When the pandemic set in, NH had to take on more debt to meet its lease obligations. Despite reducing expenses, in the first quarter of 2021 it averaged €29m in monthly losses.

The chief executive of another international hotel group described Minor’s chair Bill Heinecke as “an aggressive and growth oriented businessman” adding that the “NH Hotel journey has been the most difficult [transaction for them]”.
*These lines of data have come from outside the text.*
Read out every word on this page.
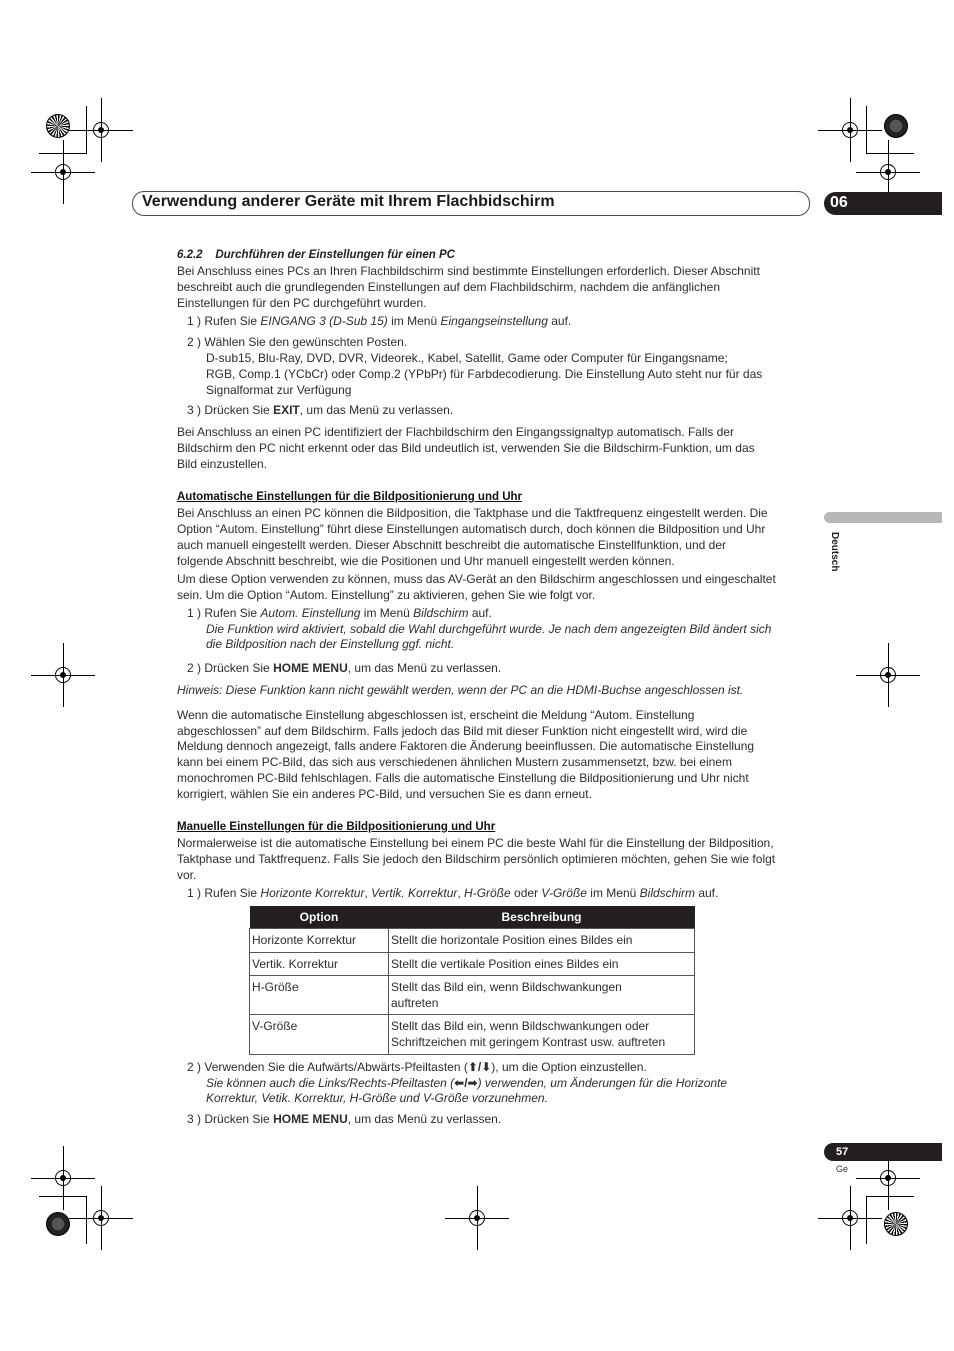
Verwendung anderer Geräte mit Ihrem Flachbidschirm	06
Deutsch
6.2.2    Durchführen der Einstellungen für einen PC
Bei Anschluss eines PCs an Ihren Flachbildschirm sind bestimmte Einstellungen erforderlich. Dieser Abschnitt
beschreibt auch die grundlegenden Einstellungen auf dem Flachbildschirm, nachdem die anfänglichen
Einstellungen für den PC durchgeführt wurden.
1 ) Rufen Sie EINGANG 3 (D-Sub 15) im Menü Eingangseinstellung auf.
2 ) Wählen Sie den gewünschten Posten.
D-sub15, Blu-Ray, DVD, DVR, Videorek., Kabel, Satellit, Game oder Computer für Eingangsname;
RGB, Comp.1 (YCbCr) oder Comp.2 (YPbPr) für Farbdecodierung. Die Einstellung Auto steht nur für das
Signalformat zur Verfügung
3 ) Drücken Sie EXIT, um das Menü zu verlassen.
Bei Anschluss an einen PC identifiziert der Flachbildschirm den Eingangssignaltyp automatisch. Falls der
Bildschirm den PC nicht erkennt oder das Bild undeutlich ist, verwenden Sie die Bildschirm-Funktion, um das
Bild einzustellen.
Automatische Einstellungen für die Bildpositionierung und Uhr
Bei Anschluss an einen PC können die Bildposition, die Taktphase und die Taktfrequenz eingestellt werden. Die
Option “Autom. Einstellung” führt diese Einstellungen automatisch durch, doch können die Bildposition und Uhr
auch manuell eingestellt werden. Dieser Abschnitt beschreibt die automatische Einstellfunktion, und der
folgende Abschnitt beschreibt, wie die Positionen und Uhr manuell eingestellt werden können.
Um diese Option verwenden zu können, muss das AV-Gerät an den Bildschirm angeschlossen und eingeschaltet
sein. Um die Option “Autom. Einstellung” zu aktivieren, gehen Sie wie folgt vor.
1 ) Rufen Sie Autom. Einstellung im Menü Bildschirm auf.
Die Funktion wird aktiviert, sobald die Wahl durchgeführt wurde. Je nach dem angezeigten Bild ändert sich
die Bildposition nach der Einstellung ggf. nicht.
2 ) Drücken Sie HOME MENU, um das Menü zu verlassen.
Hinweis: Diese Funktion kann nicht gewählt werden, wenn der PC an die HDMI-Buchse angeschlossen ist.
Wenn die automatische Einstellung abgeschlossen ist, erscheint die Meldung “Autom. Einstellung
abgeschlossen” auf dem Bildschirm. Falls jedoch das Bild mit dieser Funktion nicht eingestellt wird, wird die
Meldung dennoch angezeigt, falls andere Faktoren die Änderung beeinflussen. Die automatische Einstellung
kann bei einem PC-Bild, das sich aus verschiedenen ähnlichen Mustern zusammensetzt, bzw. bei einem
monochromen PC-Bild fehlschlagen. Falls die automatische Einstellung die Bildpositionierung und Uhr nicht
korrigiert, wählen Sie ein anderes PC-Bild, und versuchen Sie es dann erneut.
Manuelle Einstellungen für die Bildpositionierung und Uhr
Normalerweise ist die automatische Einstellung bei einem PC die beste Wahl für die Einstellung der Bildposition,
Taktphase und Taktfrequenz. Falls Sie jedoch den Bildschirm persönlich optimieren möchten, gehen Sie wie folgt
vor.
1 ) Rufen Sie Horizonte Korrektur, Vertik. Korrektur, H-Größe oder V-Größe im Menü Bildschirm auf.
Option	Beschreibung
Horizonte Korrektur	Stellt die horizontale Position eines Bildes ein
Vertik. Korrektur	Stellt die vertikale Position eines Bildes ein
H-Größe	Stellt das Bild ein, wenn Bildschwankungen
auftreten

V-Größe	Stellt das Bild ein, wenn Bildschwankungen oder
Schriftzeichen mit geringem Kontrast usw. auftreten
2 ) Verwenden Sie die Aufwärts/Abwärts-Pfeiltasten (⬆/⬇), um die Option einzustellen.
Sie können auch die Links/Rechts-Pfeiltasten (⬅/➡) verwenden, um Änderungen für die Horizonte
Korrektur, Vetik. Korrektur, H-Größe und V-Größe vorzunehmen.
3 ) Drücken Sie HOME MENU, um das Menü zu verlassen.
57
Ge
Minor denied NH Hotels had strained its finances and said “we continue to invest in our businesses where appropriate”.

When Minor bought its stake in Corbin & King, part of its £58m investment was a £20m loan note due in 2024. The hotel company also took on a £13.25m loan Corbin & King owed to HSBC and could not repay when it came due in May 2020 — during the UK’s first Covid lockdown.

The pandemic forced Minor to take on more debt after it acquired Spain’s NH Hotels for €2.3bn in 2018 ©  Architect’s Eye/Alamy 

Minor initially reassured King and the company’s auditors that it would not call on the bank loan, King said, but later did, in turn triggering the £20m loan note for repayment too.

It has also trademarked some of Corbin & King’s brands in Singapore against King’s wishes, according to two people close to King, while its offers to recapitalise the company came with strings attached that involved King giving up some control.

Minor said “there is great scope for expansion of Corbin & King into key international markets” and that it had proposed that King retain “customer-facing aspects” of the business while it managed the corporate side.

King, who has been fighting long Covid as well as disputes with the Wolseley’s landlord and company’s insurers, attempted this month to use a recently introduced legal moratorium to protect the business — a move Minor said was “unauthorised” and prompted it to file for administration.

The restaurateur has courted alternative backers, the US investment firm Knighthead, which recently helped the car rental firm Hertz avoid bankruptcy.

One person with knowledge of Knighthead’s strategy said the fund had offered several times to refinance Corbin & King’s debt over the past year but had been rejected. “You can’t put an asset like Jeremy has in a three star hotel,” the person said.

It is now for the administrators at FRP Advisory to oversee the restaurant group’s future. As principal creditor, Minor has the upper hand but could face having to pay more than the value of the debt to retain control of the company if there is competition to buy it.

Nick Jones, chief executive of Soho House, and a regular at Corbin & King’s restaurants said there would be “a queue” of interested parties: “It’s a great business but it would have to have Jeremy.”